Baker signed reprecincting bill on Sunday

Boston Statehouse

Senate President Karen Spilka told reporters Monday that her branch was looking at possibly adding the reprecincting conference report to its Thursday session agenda if it passes the House. (Sam Doran/SHNS)

BOSTON (SHNS) – Gov. Charlie Baker on Sunday signed into law legislation that officially reverses the order in which the Legislature drafts new district maps and municipalities draw their new precinct maps as part of the redistricting process.

Cities and towns would typically go first and create their local voting wards and precincts before lawmakers took their turn enacting legislation creating new Congressional and legislative maps. But the law (H 4118) Baker signed reflects what’s already occurring – the Legislature is going first and municipalities will then have 30 days to complete the local process no later than Dec. 15.

The switch in the order of operations is one of the bumps along the road of the 2020 U.S. Census. The collection of the 2020 Census data was affected by the onset of the pandemic and this year the release of the Census data was delayed about two months because of pandemic impacts. The House version of the bill, according to the Massachusetts Municipal Association, would have required municipal precincts to be redrawn to follow the contours of new state legislative districts, “which could have created significant disruption in cities and towns with district-based councils or school committees, and in towns with representative town meetings.”

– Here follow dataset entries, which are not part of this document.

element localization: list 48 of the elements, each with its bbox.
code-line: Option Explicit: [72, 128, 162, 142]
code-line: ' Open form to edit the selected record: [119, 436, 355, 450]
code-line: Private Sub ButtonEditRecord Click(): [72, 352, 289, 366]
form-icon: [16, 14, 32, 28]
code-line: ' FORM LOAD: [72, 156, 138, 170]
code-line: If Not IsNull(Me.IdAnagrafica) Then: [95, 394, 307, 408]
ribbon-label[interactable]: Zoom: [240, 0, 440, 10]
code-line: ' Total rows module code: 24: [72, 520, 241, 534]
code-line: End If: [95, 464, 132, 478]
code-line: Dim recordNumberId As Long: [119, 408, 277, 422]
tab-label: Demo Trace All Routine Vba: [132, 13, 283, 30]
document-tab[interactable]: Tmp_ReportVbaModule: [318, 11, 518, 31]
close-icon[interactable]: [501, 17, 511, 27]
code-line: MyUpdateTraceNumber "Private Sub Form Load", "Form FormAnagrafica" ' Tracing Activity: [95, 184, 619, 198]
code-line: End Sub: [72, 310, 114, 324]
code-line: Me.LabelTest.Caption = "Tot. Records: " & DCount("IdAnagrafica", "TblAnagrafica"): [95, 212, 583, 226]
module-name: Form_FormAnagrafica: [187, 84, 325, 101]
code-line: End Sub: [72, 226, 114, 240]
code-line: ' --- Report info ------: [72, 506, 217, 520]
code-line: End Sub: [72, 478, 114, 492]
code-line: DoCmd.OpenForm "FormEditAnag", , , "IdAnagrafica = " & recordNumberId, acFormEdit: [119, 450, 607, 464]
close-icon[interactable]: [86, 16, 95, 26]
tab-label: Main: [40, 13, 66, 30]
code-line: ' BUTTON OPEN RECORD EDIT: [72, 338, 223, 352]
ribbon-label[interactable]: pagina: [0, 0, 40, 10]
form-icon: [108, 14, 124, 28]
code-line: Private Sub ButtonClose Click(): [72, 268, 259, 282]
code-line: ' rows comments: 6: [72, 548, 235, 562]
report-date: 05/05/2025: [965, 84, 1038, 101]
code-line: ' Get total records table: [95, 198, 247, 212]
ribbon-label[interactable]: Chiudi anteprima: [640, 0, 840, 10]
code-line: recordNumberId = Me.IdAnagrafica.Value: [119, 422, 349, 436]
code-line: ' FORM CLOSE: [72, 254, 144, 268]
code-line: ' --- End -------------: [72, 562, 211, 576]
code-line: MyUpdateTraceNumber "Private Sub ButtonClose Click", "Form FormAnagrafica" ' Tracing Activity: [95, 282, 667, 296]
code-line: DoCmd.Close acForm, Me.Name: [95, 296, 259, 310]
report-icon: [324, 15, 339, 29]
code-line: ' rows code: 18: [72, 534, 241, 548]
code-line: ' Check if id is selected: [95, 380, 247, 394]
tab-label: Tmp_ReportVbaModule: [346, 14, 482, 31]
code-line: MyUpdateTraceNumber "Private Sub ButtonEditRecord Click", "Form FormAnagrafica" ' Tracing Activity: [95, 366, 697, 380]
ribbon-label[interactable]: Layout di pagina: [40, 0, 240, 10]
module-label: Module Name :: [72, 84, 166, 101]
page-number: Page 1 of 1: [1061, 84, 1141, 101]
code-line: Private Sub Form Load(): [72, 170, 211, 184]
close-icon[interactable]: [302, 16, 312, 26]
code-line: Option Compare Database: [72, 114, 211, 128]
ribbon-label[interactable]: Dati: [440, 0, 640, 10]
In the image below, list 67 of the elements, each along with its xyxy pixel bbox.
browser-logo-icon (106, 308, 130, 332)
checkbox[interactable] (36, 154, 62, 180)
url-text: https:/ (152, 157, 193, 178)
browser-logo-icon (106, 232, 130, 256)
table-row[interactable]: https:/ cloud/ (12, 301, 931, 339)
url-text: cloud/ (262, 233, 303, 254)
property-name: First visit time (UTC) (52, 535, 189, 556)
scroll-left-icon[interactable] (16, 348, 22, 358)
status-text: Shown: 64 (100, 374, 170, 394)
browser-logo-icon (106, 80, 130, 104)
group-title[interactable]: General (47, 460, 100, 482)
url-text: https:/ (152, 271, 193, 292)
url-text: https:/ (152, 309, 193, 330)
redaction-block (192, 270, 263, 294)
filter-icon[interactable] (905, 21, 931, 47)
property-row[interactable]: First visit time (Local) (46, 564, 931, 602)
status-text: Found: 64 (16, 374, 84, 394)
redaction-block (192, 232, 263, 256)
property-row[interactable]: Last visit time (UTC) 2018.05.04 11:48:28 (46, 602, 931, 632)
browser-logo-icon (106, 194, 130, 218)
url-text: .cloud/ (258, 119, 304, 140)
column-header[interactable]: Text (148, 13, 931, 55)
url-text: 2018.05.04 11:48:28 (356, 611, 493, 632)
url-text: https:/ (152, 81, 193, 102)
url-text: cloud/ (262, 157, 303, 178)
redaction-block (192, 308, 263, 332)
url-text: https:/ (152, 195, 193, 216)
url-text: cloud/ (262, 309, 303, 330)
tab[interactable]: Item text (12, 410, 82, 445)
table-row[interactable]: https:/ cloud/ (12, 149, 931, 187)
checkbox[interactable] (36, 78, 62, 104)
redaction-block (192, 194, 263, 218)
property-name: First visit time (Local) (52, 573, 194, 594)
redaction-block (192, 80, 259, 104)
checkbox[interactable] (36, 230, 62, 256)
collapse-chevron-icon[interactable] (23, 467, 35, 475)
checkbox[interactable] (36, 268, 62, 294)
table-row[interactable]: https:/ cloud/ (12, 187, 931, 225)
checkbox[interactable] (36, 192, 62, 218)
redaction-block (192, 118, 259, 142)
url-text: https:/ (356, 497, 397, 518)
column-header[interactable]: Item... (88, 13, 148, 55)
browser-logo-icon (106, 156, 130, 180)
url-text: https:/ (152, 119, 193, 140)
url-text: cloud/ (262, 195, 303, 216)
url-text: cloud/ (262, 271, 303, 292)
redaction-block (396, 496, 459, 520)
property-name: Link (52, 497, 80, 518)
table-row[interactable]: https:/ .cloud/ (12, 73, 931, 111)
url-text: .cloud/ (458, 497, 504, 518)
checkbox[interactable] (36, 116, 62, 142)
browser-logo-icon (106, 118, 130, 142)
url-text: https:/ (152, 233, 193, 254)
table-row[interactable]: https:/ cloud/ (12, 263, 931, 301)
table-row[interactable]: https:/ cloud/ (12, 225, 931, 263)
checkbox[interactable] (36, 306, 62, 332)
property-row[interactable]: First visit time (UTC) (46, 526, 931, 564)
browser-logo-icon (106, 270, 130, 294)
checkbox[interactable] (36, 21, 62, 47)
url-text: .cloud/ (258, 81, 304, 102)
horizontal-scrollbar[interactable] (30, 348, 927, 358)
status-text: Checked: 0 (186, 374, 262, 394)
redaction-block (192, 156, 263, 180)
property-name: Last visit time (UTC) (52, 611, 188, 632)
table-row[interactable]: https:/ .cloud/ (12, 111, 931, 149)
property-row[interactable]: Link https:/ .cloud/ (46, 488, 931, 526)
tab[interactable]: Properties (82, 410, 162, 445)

The compromise that Baker signed, the MMA said last month, was “closely aligned with the Senate version” and “would not require precincts to follow legislative lines.” October is shaping up as redistricting month on Beacon Hill, with one top Democrat telling the News Service last week that it is increasingly likely that legislative leaders will release a draft map of new House and Senate districts within the next two weeks. House candidates must live in their new districts by Nov. 8 in order to qualify to compete in those districts in 2022, giving lawmakers a soft deadline.